Smoke on the Water nun die Nummer eins

Köln 13. Juli 2013

Mit einem überzeugenden Erfolg setzte sich der von Mario Hofer in Krefeld trainierte zweijährige Smoke on the Water beim Kölner Familienrenntag fürs erste an die Spitze des Jahrgangs 2011. Der Hengst von Guido W. Schmitt hatte bereits das erste hiesige Rennen für seine Altersklasse in diesem Jahr in Baden-Baden gewonnen. Jetzt setzte er sich unter Steffi Hofer im ersten deutschen Listen-Rennen der laufenden Saison für Zweijährige durch. Für seinen Betreuer gab es nach der Kölner Zweijährigen Trophy gleich doppelten Grund zur Freude, hatte er doch auch den Zweiten Silvery Moon gesattelt.

Der allseits beliebte Schecke, inzwischen längst ein ausgemachter Publikumsliebling nicht nur in Köln, war die eigentliche Überraschung im mit 20.000 Euro dotierten 1.400-Meter-Rennen. Wieder sorgte er für eine Welturaufführung. Denn schon beim Start zuvor hatte er als erster Vollblut-Schecke der Welt bekanntlich eine Platzierung geschafft; nun gelang ihm dasselbe sogar in einem Rennen der gehobenen Klasse. Silvery Moon hat jetzt eine Black-type-Platzierung, wie es in der Turf-Terminologie heißt. So etwas hat es weltweit bei einem Schecken noch nie gegeben.
Baden-Baden auf dem Programm

Und erneut wurde seine Platzierung wieder fast mehr gefeiert als der Sieg von Smoke on the Water, dessen Lager dies jedoch nicht nur sehr gelassen hinnahm, sondern den Schecken sogar mit aufs Bild nahm, als die Fotographen nach dem Rennen ihre obligatorischen Schnappschüsse machten.

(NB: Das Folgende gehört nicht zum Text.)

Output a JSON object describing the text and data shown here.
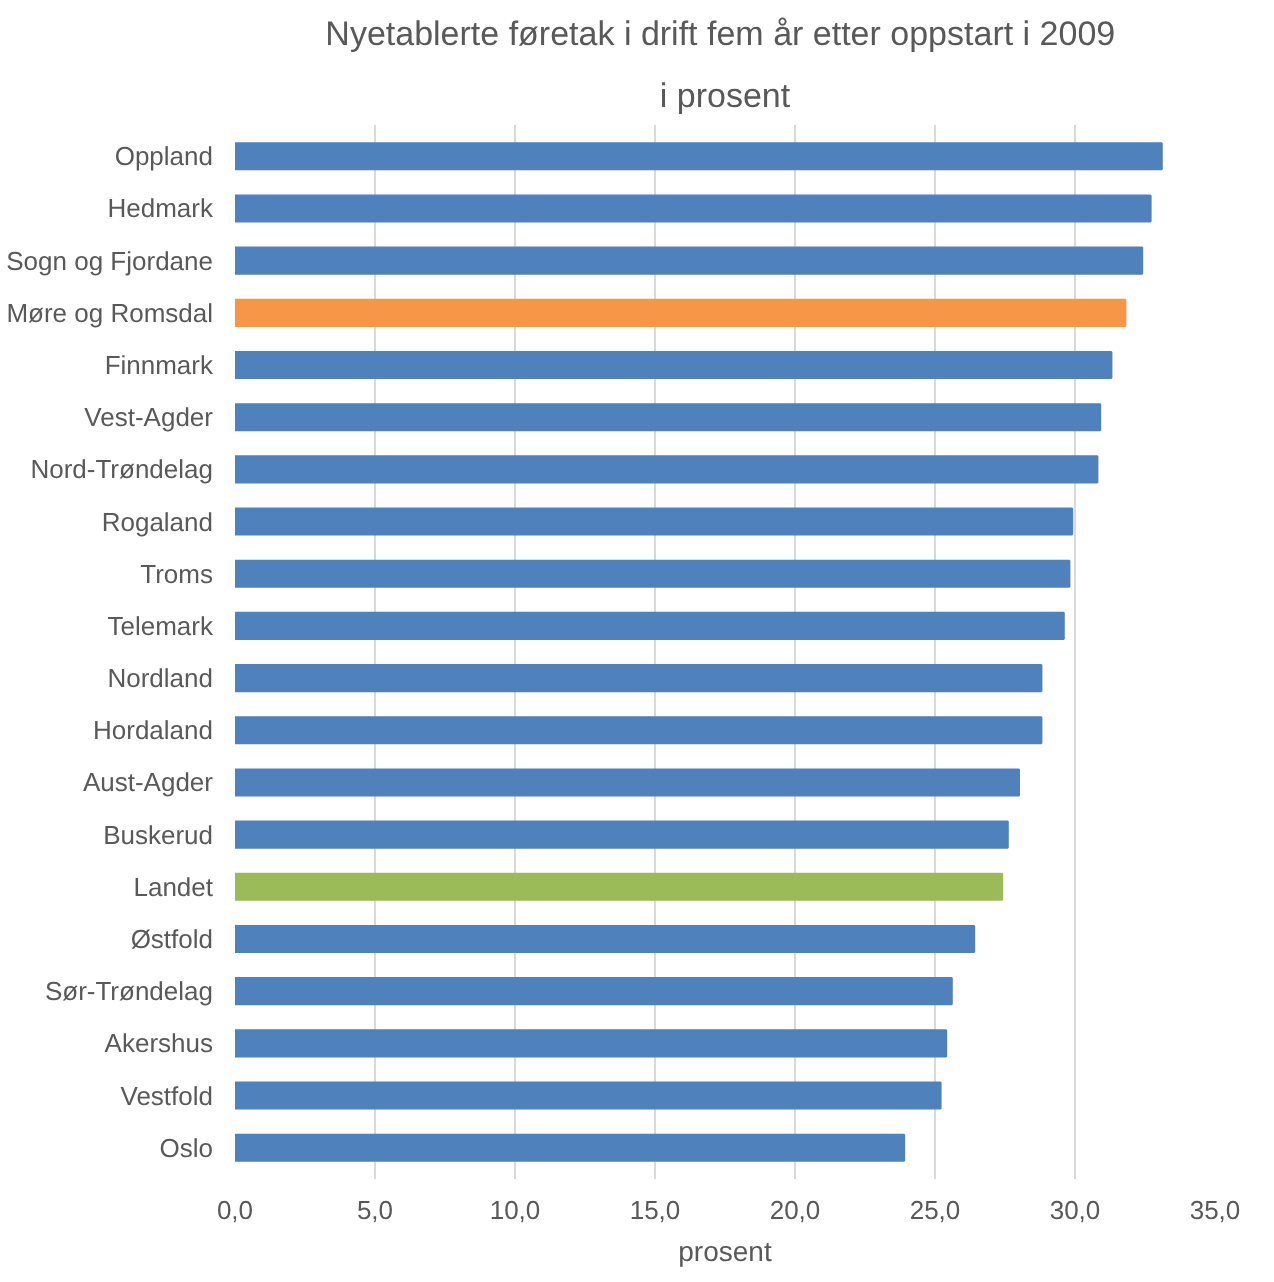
{
  "chart_data": {
    "type": "bar",
    "orientation": "horizontal",
    "title": "Nyetablerte føretak  i drift fem år etter oppstart i 2009",
    "subtitle": "i prosent",
    "xlabel": "prosent",
    "categories": [
      "Oppland",
      "Hedmark",
      "Sogn og Fjordane",
      "Møre og Romsdal",
      "Finnmark",
      "Vest-Agder",
      "Nord-Trøndelag",
      "Rogaland",
      "Troms",
      "Telemark",
      "Nordland",
      "Hordaland",
      "Aust-Agder",
      "Buskerud",
      "Landet",
      "Østfold",
      "Sør-Trøndelag",
      "Akershus",
      "Vestfold",
      "Oslo"
    ],
    "values": [
      33.1,
      32.7,
      32.4,
      31.8,
      31.3,
      30.9,
      30.8,
      29.9,
      29.8,
      29.6,
      28.8,
      28.8,
      28.0,
      27.6,
      27.4,
      26.4,
      25.6,
      25.4,
      25.2,
      23.9
    ],
    "colors": [
      "#4f81bd",
      "#4f81bd",
      "#4f81bd",
      "#f79646",
      "#4f81bd",
      "#4f81bd",
      "#4f81bd",
      "#4f81bd",
      "#4f81bd",
      "#4f81bd",
      "#4f81bd",
      "#4f81bd",
      "#4f81bd",
      "#4f81bd",
      "#9bbb59",
      "#4f81bd",
      "#4f81bd",
      "#4f81bd",
      "#4f81bd",
      "#4f81bd"
    ],
    "xlim": [
      0,
      35
    ],
    "xticks": [
      {
        "value": 0,
        "label": "0,0"
      },
      {
        "value": 5,
        "label": "5,0"
      },
      {
        "value": 10,
        "label": "10,0"
      },
      {
        "value": 15,
        "label": "15,0"
      },
      {
        "value": 20,
        "label": "20,0"
      },
      {
        "value": 25,
        "label": "25,0"
      },
      {
        "value": 30,
        "label": "30,0"
      },
      {
        "value": 35,
        "label": "35,0"
      }
    ],
    "grid": "x"
  }
}
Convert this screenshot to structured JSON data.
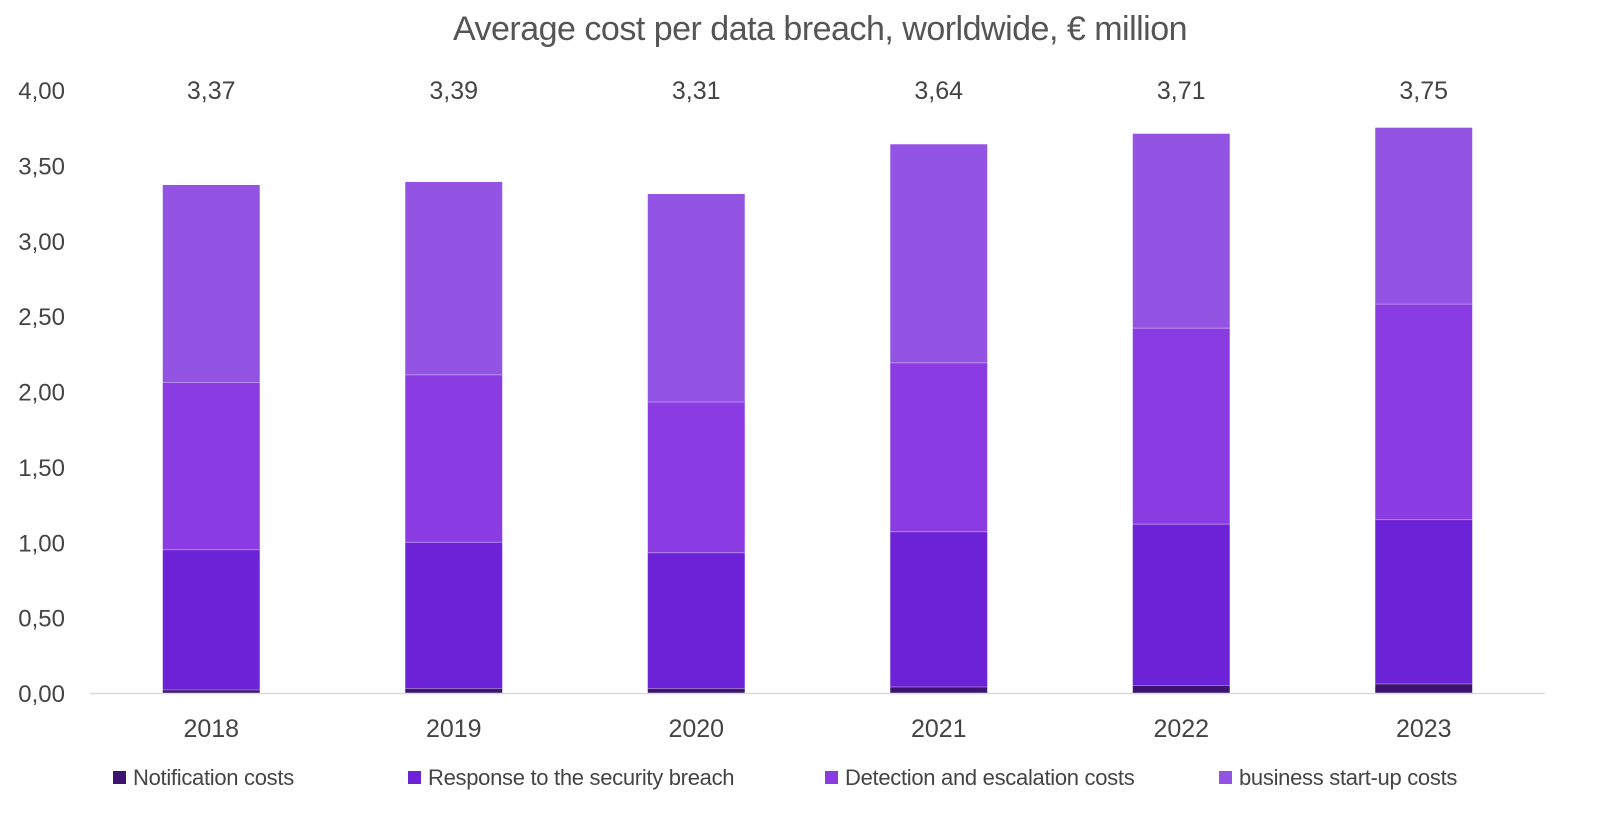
{
  "chart_data": {
    "type": "bar",
    "stacked": true,
    "title": "Average cost per data breach, worldwide, € million",
    "xlabel": "",
    "ylabel": "",
    "ylim": [
      0,
      4
    ],
    "yticks": [
      "0,00",
      "0,50",
      "1,00",
      "1,50",
      "2,00",
      "2,50",
      "3,00",
      "3,50",
      "4,00"
    ],
    "categories": [
      "2018",
      "2019",
      "2020",
      "2021",
      "2022",
      "2023"
    ],
    "totals": [
      "3,37",
      "3,39",
      "3,31",
      "3,64",
      "3,71",
      "3,75"
    ],
    "series": [
      {
        "name": "Notification costs",
        "color": "#3d1470",
        "values": [
          0.02,
          0.03,
          0.03,
          0.04,
          0.05,
          0.06
        ]
      },
      {
        "name": "Response to the security breach",
        "color": "#6c22d6",
        "values": [
          0.93,
          0.97,
          0.9,
          1.03,
          1.07,
          1.09
        ]
      },
      {
        "name": "Detection and escalation costs",
        "color": "#8a3ce2",
        "values": [
          1.11,
          1.11,
          1.0,
          1.12,
          1.3,
          1.43
        ]
      },
      {
        "name": "business start-up costs",
        "color": "#9353e3",
        "values": [
          1.31,
          1.28,
          1.38,
          1.45,
          1.29,
          1.17
        ]
      }
    ],
    "legend_position": "bottom",
    "grid": false
  }
}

Für Smoke on the Water, der zwischenzeitlich zudem bereits in Frankreich gestartet, dort aber ziemlich unter Wert geschlagen war, könnte es jetzt in Baden-Baden bei der Großen Woche weitergehen. Überdies besitzt der Sohn des schnellen Hengstes Areion noch Nennungen in zahlreichen weiteren Rennen im Herbst, die gute Zweijährige zumeist auf ihrer Agenda stehen haben.

Glückwünsche für das Team von Lucky Speed

Bevor Smoke on the Water die Kölner Zweijährigen Trophy gewann, konnte auch die von Peter Schiergen trainierte Next Green endlich ihr erstes Rennen gewinnen. Bei ihr hatte man dieses eigentlich bereits im vergangenen Jahr schon fest eingeplant gehabt, doch trotz einiger guter Ansätze war ihr ein Erfolgserlebnis bis dato versagt geblieben.

Bei der Siegerehrung gab es für ihren Jockey Andrasch Starke und ihren Betreuer gleichzeitig noch eine Extra-Gratulation seitens des Kölner Renn-Vereins für den Derby-Sieg mit Lucky Speed am vergangenen Sonntag in Hamburg-Horn, die Vize-Präsident Alexander F. Leisten überbrachte.

Mit einem Erfolg auf dem Wallach Input holte sich die Warendorfer Amateur-Rennreiterin Silke Brüggemann nur wenig später dann noch wichtige Punkte für die Fegentri-Weltmeisterschaft der Damen. Hierbei waren Rennreiterinnen aus neun Nationen beteiligt, u.a. auch aus den USA. Bei veritablem „Kaiserwetter“ hatten wieder zahlreiche Besucher den Weidenpescher Park aufgesucht. Darunter auch viele Familien mit Kind und Kegel, ganz nach dem Motto des Tages.